Dans le petit pays des Balkans, les fêtes de mariage rassemblent généralement plusieurs centaines de personnes. Les familles y laissent des fortunes, et même l'argent qu'elles n'ont pas.

Mais ce type de noces est interdit jusqu'à nouvel ordre, au grand dam de milliers de promis, mettant à genoux une industrie qui pèse plusieurs centaines de millions d'euros.

Convoler en petit comité reste possible mais c'est hors de question pour Elona Demollari, directrice de prison de 31 ans.

Elle rêve d'un "grand mariage" avec plus de 300 invités. Son futur époux, ingénieur dans le BTP en Italie où travaillent de nombreux Albanais, y est bloqué depuis trois mois. Sa soeur est coincée au Canada.

Ce qui ne l'a pas empêchée de franchir la porte du salon "Geraldina Sposa" à Tirana, où des mannequins esseulés exposent des robes immaculées.

- "Rêve de toute fille" -

"Je suis venue choisir ma robe de mariée et essayer de réaliser le plus grand rêve de toute fille", dit cette jolie brune énergique. La pandémie, "c'est un défi".

Le mariage est "une institution très importante" aux yeux des 2,8 millions d'habitants, dit à l'AFP Aferdita Onuzi, anthropologue. "C'est le pilier de la société, la garantie de la perpétuation des liens de famille".

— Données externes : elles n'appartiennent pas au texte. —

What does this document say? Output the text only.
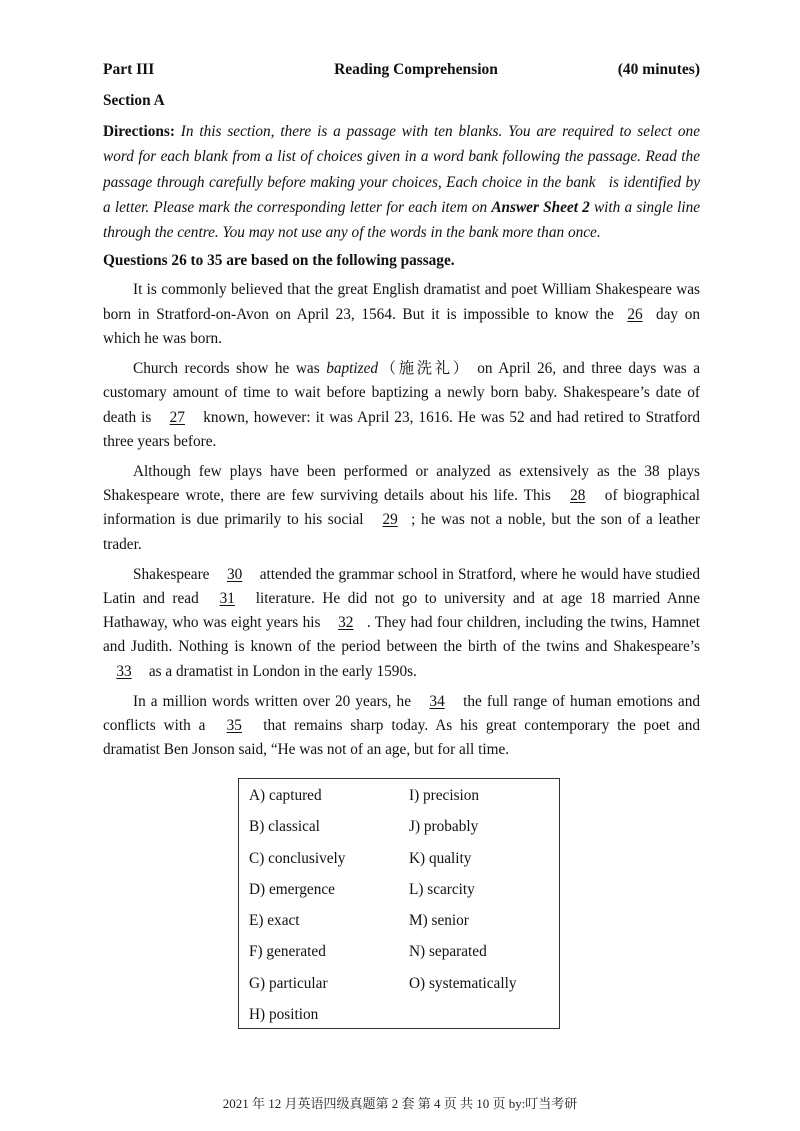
Part III	Reading Comprehension	(40 minutes)
Section A
Directions: In this section, there is a passage with ten blanks. You are required to select one word for each blank from a list of choices given in a word bank following the passage. Read the passage through carefully before making your choices, Each choice in the bank   is identified by a letter. Please mark the corresponding letter for each item on Answer Sheet 2 with a single line through the centre. You may not use any of the words in the bank more than once.
Questions 26 to 35 are based on the following passage.

It is commonly believed that the great English dramatist and poet William Shakespeare was born in Stratford-on-Avon on April 23, 1564. But it is impossible to know the 26 day on which he was born.

Church records show he was baptized（施洗礼） on April 26, and three days was a customary amount of time to wait before baptizing a newly born baby. Shakespeare’s date of death is 27 known, however: it was April 23, 1616. He was 52 and had retired to Stratford three years before.

Although few plays have been performed or analyzed as extensively as the 38 plays Shakespeare wrote, there are few surviving details about his life. This 28 of biographical information is due primarily to his social 29 ; he was not a noble, but the son of a leather trader.

Shakespeare 30 attended the grammar school in Stratford, where he would have studied Latin and read 31 literature. He did not go to university and at age 18 married Anne Hathaway, who was eight years his 32 . They had four children, including the twins, Hamnet and Judith. Nothing is known of the period between the birth of the twins and Shakespeare’s 33 as a dramatist in London in the early 1590s.

In a million words written over 20 years, he 34 the full range of human emotions and conflicts with a 35 that remains sharp today. As his great contemporary the poet and dramatist Ben Jonson said, “He was not of an age, but for all time.

A) captured	I) precision
B) classical	J) probably
C) conclusively	K) quality
D) emergence	L) scarcity
E) exact	M) senior
F) generated	N) separated
G) particular	O) systematically
H) position
2021 年 12 月英语四级真题第 2 套 第 4 页 共 10 页 by:叮当考研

Les Albanais souhaitent à une jeune fille ou à un jeune garçon "A ton mariage" comme on se dit ailleurs "A ta santé". Dans une vie, c'est l'événement le plus beau et le plus important.

Pour beaucoup, "le mariage est aussi une question d'honneur" en ce qu'il légitime les liens entre couples et rassure les parents, poursuit l'anthropologue.

Même sous le dictateur Enver Hoxha, vivre en couple sans se marier était contraire à la "morale communiste" et relevait des "moeurs étrangères".

Depuis, le concubinage est plus commun mais il "n'est pas largement accepté par les familles traditionnelles", explique Elsa Ballauri, militante des droits humains.

En 2019, environ 32.000 mariages ont été enregistrés, selon le ministère de l'Intérieur.

D'après les agences professionnelles, les deux tiers des nouveaux époux ont organisé une grande fête, voire deux, dans la famille de l'un et de l'autre.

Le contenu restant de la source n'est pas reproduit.